Die Kapitallebensversicherung gilt als der Deutschen liebste Versicherung, denn es gibt noch immer mehr abgeschlossene Verträge als Einwohner. Die gut 87 Mio. Verträge laufen aber teilweise schon mehrere Jahre.
Fakt ist, dass die Erträge bei der Lebensversicherung sinken.
Hier die Meinungen der Befürworter und Gegner für diese Art des Sparens:

Was spricht für den Abschluss der Lebensversicherung?

Ein wichtiges Argument für den Abschluss der Lebensversicherung ist, dass bei Tod des Hauptverdieners die Familie abgesichert ist. Verbraucherschützer meinen jedoch, dass auch die günstigere Risikolebensversicherung die Hinterbliebenen ausreichend schützt. Ein wichtiger Vorteil der kapitalbildenden Lebensversicherung ist jedoch die Altersvorsorge, die die Risikolebensversicherung nicht hat. Der Versicherte hat so die Möglichkeit, eine bestimmte Summe an Geld zu erhalten oder sich das Kapital als lebenslange Rente auszahlen zu lassen.

Neuverträge mit Garantiezins und besserer Rendite

Um den Abschluss einer Lebensversicherung wieder attraktiver zu gestalten, gibt es seit 2016 einen Garantiezins von 1,25 Prozent. Außerdem kann der Versicherer mit der freiwilligen Überschussbeteiligung – je nach Wirtschaftslage –jedes Jahr neu entscheiden. Im letzten Jahr zum Beispiel konnten sich die Versicherten über eine Verzinsung aus Garantiezins und Überschussbeteiligung von 3,54 Prozent freuen. Zudem bieten Versicherungen Verträge ohne Garantiezins aber mit höherer Rendite an. In diesen Abschlüssen wird zugesichert, dass die eingezahlten Beiträge zurückgezahlt werden und es im Rentenalter eine Mindestrente gibt.
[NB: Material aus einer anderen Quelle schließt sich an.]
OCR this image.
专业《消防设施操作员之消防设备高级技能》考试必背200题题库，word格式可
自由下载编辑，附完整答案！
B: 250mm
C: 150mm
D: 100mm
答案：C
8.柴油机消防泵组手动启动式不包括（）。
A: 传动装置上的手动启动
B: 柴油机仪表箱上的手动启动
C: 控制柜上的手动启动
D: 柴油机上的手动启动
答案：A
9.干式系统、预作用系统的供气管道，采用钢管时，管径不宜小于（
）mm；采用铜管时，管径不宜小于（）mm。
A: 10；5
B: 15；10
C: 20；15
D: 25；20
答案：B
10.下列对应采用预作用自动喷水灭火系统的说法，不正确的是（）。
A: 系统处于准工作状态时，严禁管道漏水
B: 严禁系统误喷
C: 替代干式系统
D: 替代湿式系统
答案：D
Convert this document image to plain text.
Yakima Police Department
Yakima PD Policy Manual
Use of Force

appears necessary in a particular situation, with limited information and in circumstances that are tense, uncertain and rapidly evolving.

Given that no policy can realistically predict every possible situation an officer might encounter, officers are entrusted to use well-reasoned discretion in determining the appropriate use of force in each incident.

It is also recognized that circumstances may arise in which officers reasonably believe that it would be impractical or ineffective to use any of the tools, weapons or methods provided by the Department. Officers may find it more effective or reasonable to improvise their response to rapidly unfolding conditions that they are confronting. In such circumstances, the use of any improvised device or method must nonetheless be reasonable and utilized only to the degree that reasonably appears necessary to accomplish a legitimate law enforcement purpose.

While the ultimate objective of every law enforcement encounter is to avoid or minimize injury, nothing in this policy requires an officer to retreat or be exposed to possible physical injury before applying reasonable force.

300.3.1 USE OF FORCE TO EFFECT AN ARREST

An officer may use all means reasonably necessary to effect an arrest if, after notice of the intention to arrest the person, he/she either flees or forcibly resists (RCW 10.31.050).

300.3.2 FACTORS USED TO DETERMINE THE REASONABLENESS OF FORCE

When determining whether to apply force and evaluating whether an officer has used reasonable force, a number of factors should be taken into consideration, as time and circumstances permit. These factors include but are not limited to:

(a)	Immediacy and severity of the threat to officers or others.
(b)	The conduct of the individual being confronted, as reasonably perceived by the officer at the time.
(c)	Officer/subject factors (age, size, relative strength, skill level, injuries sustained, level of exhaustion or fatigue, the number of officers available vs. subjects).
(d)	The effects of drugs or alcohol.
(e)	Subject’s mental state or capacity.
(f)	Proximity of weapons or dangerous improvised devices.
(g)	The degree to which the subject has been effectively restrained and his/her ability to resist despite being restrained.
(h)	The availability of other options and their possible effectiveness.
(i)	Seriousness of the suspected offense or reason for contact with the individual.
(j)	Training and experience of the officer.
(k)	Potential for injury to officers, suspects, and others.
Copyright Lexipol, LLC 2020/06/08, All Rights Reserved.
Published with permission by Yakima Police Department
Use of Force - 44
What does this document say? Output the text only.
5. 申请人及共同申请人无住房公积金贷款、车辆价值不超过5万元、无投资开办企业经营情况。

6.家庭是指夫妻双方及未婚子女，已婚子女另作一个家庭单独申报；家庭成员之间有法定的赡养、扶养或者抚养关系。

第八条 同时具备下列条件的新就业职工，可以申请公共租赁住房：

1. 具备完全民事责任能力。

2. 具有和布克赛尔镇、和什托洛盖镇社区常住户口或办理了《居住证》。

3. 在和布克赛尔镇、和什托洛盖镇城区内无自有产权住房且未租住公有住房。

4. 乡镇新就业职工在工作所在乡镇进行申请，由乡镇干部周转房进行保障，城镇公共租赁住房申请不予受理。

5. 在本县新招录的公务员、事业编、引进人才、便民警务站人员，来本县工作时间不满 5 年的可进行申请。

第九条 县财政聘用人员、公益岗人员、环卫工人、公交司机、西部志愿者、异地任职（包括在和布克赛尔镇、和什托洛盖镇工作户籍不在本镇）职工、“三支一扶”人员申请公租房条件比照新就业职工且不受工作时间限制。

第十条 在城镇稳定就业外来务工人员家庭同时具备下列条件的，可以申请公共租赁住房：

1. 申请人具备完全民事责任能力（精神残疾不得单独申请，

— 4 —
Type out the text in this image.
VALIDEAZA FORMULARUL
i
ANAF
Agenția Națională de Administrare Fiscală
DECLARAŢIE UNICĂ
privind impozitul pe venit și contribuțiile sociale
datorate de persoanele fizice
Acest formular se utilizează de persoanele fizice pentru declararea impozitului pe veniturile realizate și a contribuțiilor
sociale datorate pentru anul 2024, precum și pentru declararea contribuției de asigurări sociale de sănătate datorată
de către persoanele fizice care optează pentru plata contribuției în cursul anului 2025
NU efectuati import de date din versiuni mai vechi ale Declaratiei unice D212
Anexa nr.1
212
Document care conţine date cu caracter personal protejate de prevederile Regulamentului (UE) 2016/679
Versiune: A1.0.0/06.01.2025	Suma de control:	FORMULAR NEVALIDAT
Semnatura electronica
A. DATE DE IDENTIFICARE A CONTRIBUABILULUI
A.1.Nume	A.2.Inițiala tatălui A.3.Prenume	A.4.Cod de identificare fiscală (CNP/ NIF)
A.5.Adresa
Die Gegner der Kapitallebensversicherung

Verbraucherschützer sind skeptisch gegenüber der Kapitallebensversicherung. Sie monieren, dass die Kunden bei den Themen Überschussbeteiligung und Garantiezins nicht mehr durchblicken würden. Und auch die mangelnde Transparenz wird vom Bund der Versicherten kritisiert, denn kein Versicherter wisse genau, was mit seinem Geld bei einer Lebensversicherung passiert. Dass das aber rechtens ist, bestätigte nach der Klage eines Rentners das BGH. Der Kunde müsse glauben, was der Versicherer ihm errechnet, so das Gericht.

Gute Zeiten der Kapitallebensversicherung sind vorbei

Dass heute keiner mehr mit einer garantierten Verzinsung von 4 Prozent bei der Lebensversicherung rechnen kann, ist klar. Garantiezins ist 1,25 Prozent. Die Altverträge werden immer mehr zum Problem, denn die damals versprochenen Zinsen sind kaum noch zu erwirtschaften. Sie fehlen den Versicherungen bei der Überschussbeteiligung. Somit ist die Lebensversicherung für viele Versicherte immer weniger wert. Im Jahr 2000 zum Beispiel gab es noch eine Verzinsung von über 7 Prozent, heute sind es kaum mehr als 4 Prozent. Die Verbraucherschützer kritisieren außerdem die geringe Flexibilität der Lebensversicherung: Es ist nicht möglich, einen einmal abgeschlossenen Vertrag ohne Verluste früher zu kündigen.

Zur Info: Für die ERGO Lebensversicherung AG macht es keinen Sinn, eine Kapitallebensversicherung mit sinkender Verzinsung weiter anzubieten, da Kunden im Endeffekt durch die jährliche Inflationsrate und den niedrigen Zinssätzen keine Kapitalanlage aufbauen können.